Il y a deux catégories de Français qu’il faut encourager : d’une part les primo-accédants, qui ont un mal fou à se loger, et qui ne représentent plus qu’un tiers des acquéreurs, contre jadis deux tiers.

Et d’autre part, les investisseurs. Il faut leur redonner de la lisibilité. Regardez combien le marché de la location est devenu tendu. Ces dernières années, les investisseurs ont été découragés : on leur a tapé dessus avec la taxe foncière, l’encadrement des loyers, la loi Climat et Résilience… Résultat : ils ont gelé leurs projets.

Les investisseurs ont été découragés : on leur a tapé dessus avec la taxe foncière, l’encadrement des loyers, la loi Climat et Résilience…

Les investisseurs méritent qu’on les respecte davantage : ils s’endettent, prennent des risques financiers pour fournir des logements là où les pouvoirs publics et l’État sont en échec, notamment sur le terrain du logement social. Les investisseurs devraient pouvoir s’appuyer sur un cadre, avec des règles du jeu qui ne changent pas. Il leur faut un véritable statut du bailleur privé.

Aujourd’hui, les investisseurs pèsent chez Laforêt 16 % des transactions, contre 27 % il y a quelques années. C’est dire combien le marché de l’investissement locatif s’est effondré.

Comment se porte le marché en ce début d’année ?

Nous sommes dans la continuité de 2024, avec une dynamique d’activité qui reste positive, favorisée par des taux qui demeurent raisonnables. Les porteurs de projets immobiliers ont mis au second plan l’instabilité politique que nous vivons.

Les prix se sont aussi corrigés dans de nombreux secteurs géographiques ; à Paris, par exemple, ils sont revenus à leur niveau de 2018.

Reste ce coup de canif de la hausse des droits de mutations à titre onéreux. Il conviendra de bien observer comment cette hausse sera digérée par les acquéreurs, et notamment les primo-accédants.

Laforêt vient d’annoncer le lancement, pour ses adhérents, d’un nouvelle offre de syndic de copropriété. Pour quelles raisons et avec quels objectifs ?

Après la location et la gestion locative, deux segments de marché que nous avons lancés, à l’attention de nos franchisés, suivant notre plan de diversification métiers initié en 2012 (1), le troisième étage de la fusée est, aujourd’hui, le syndic de copropriété.

Pour mettre sur pied cette activité, nous nous sommes appuyés sur une trentaine d’agences, sorte de laboratoires, qui ont développé, au fil de ces dernières années, cette offre de syndic, en licence de marque.

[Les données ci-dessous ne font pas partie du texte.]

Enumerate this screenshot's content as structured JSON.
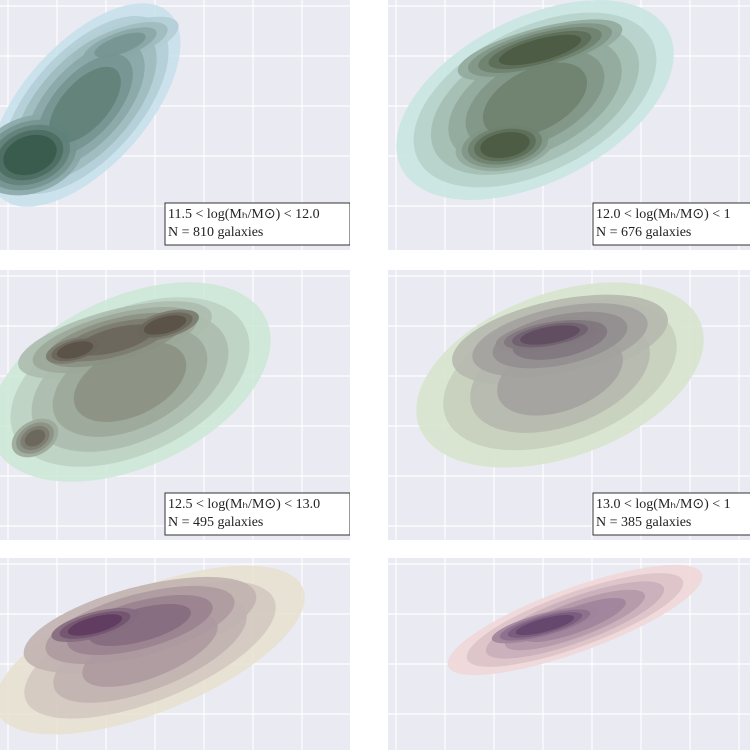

Après avoir recruté des compétences, conçu des programmes de formation, puis nous être équipés de logiciels métiers, nous ouvrons, cette année, le métier de syndic aux agences du réseau Laforêt.

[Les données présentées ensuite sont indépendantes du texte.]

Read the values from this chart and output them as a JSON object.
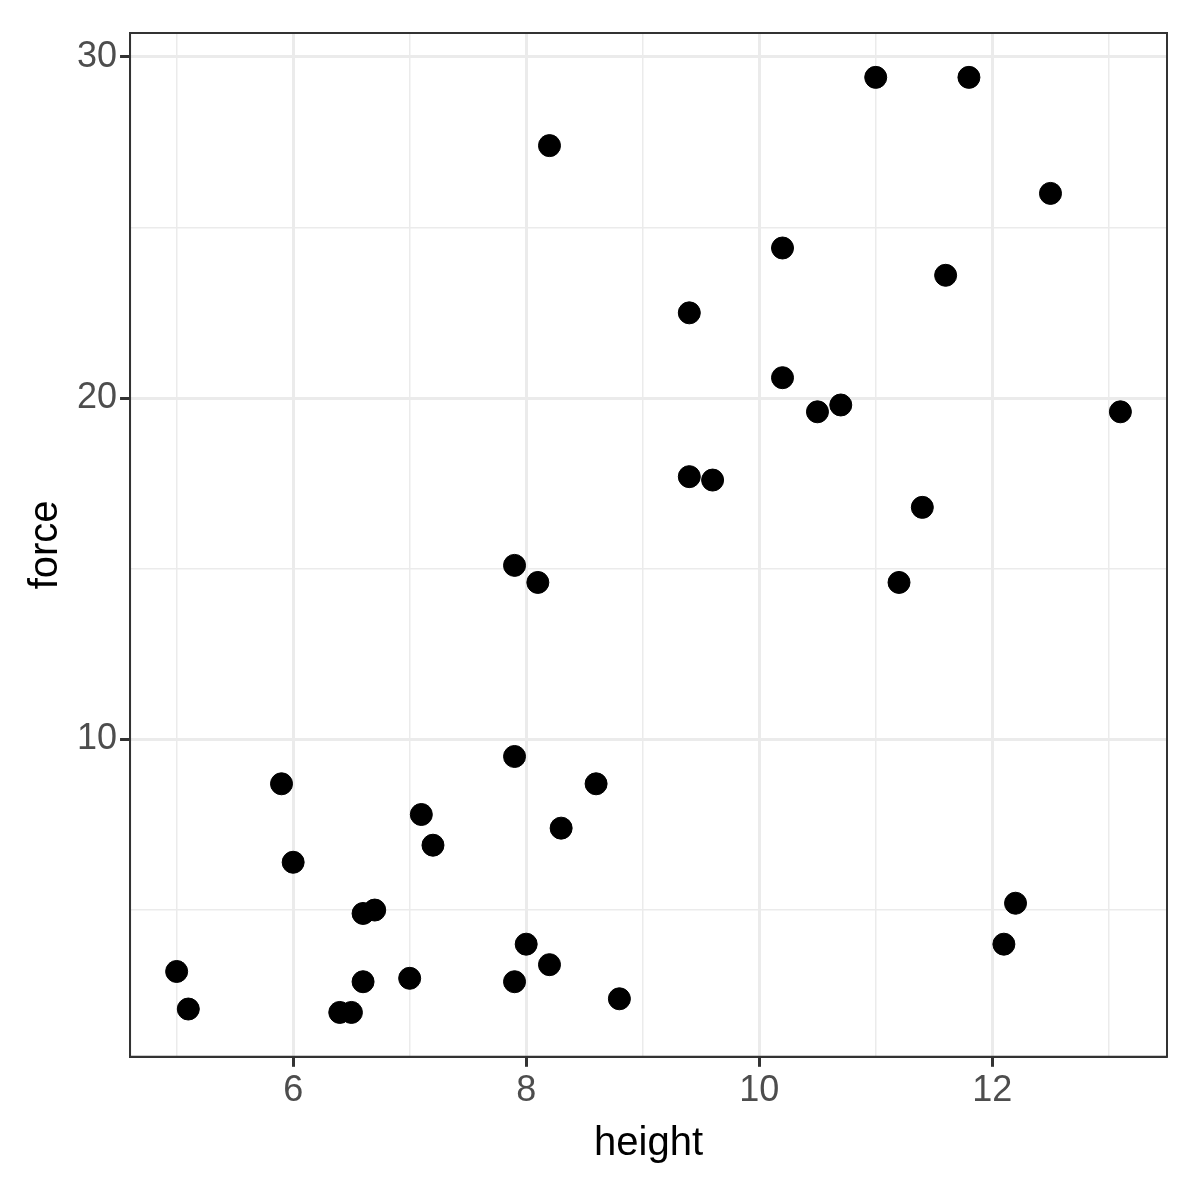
{
  "chart_data": {
    "type": "scatter",
    "xlabel": "height",
    "ylabel": "force",
    "x": [
      11.0,
      11.8,
      8.2,
      12.5,
      10.2,
      11.6,
      9.4,
      10.2,
      10.5,
      10.7,
      13.1,
      9.4,
      9.6,
      11.4,
      7.9,
      8.1,
      11.2,
      7.9,
      5.9,
      8.6,
      7.1,
      8.3,
      7.2,
      6.0,
      12.2,
      6.6,
      6.7,
      8.0,
      12.1,
      5.0,
      8.2,
      7.0,
      6.6,
      7.9,
      8.8,
      5.1,
      6.4,
      6.5
    ],
    "values": [
      29.4,
      29.4,
      27.4,
      26.0,
      24.4,
      23.6,
      22.5,
      20.6,
      19.6,
      19.8,
      19.6,
      17.7,
      17.6,
      16.8,
      15.1,
      14.6,
      14.6,
      9.5,
      8.7,
      8.7,
      7.8,
      7.4,
      6.9,
      6.4,
      5.2,
      4.9,
      5.0,
      4.0,
      4.0,
      3.2,
      3.4,
      3.0,
      2.9,
      2.9,
      2.4,
      2.1,
      2.0,
      2.0
    ],
    "color": "#000000",
    "marker": "circle",
    "xlim": [
      4.6,
      13.5
    ],
    "ylim": [
      0.7,
      30.7
    ],
    "xticks": [
      {
        "value": 5,
        "label": null
      },
      6,
      {
        "value": 7,
        "label": null
      },
      8,
      {
        "value": 9,
        "label": null
      },
      10,
      {
        "value": 11,
        "label": null
      },
      12,
      {
        "value": 13,
        "label": null
      }
    ],
    "yticks": [
      {
        "value": 5,
        "label": null
      },
      10,
      {
        "value": 15,
        "label": null
      },
      20,
      {
        "value": 25,
        "label": null
      },
      30
    ],
    "grid": true,
    "legend": false
  }
}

Au second semestre, nous lancerons une nouvelle marque Laforêt, positionnée sur le milieu haut de gamme

Toutefois sous condition d’agrément : pour la proposer, il convient d’être en bonne santé financière - car le lancement de cette activité requiert des investissements - et d’avoir une expérience significative en gestion locative. Notre ambition est, qu’à horizon 2026, environ 150 agences Laforêt déploient cette offre de syndic.

J’annonce, par ailleurs, qu’au second semestre cette année, nous lancerons un autre segment de marché, dans le domaine de la transaction, avec la déclinaison d’une nouvelle marque Laforêt positionnée sur le milieu haut de gamme, dont je suis tenu, pour l’heure, de garder le nom confidentiel.

L’objectif est d’aller chercher de belles demeures en zone rurale à 750 000 euros et de beaux biens entre 1,5 et 5 millions d’euros en milieu urbain.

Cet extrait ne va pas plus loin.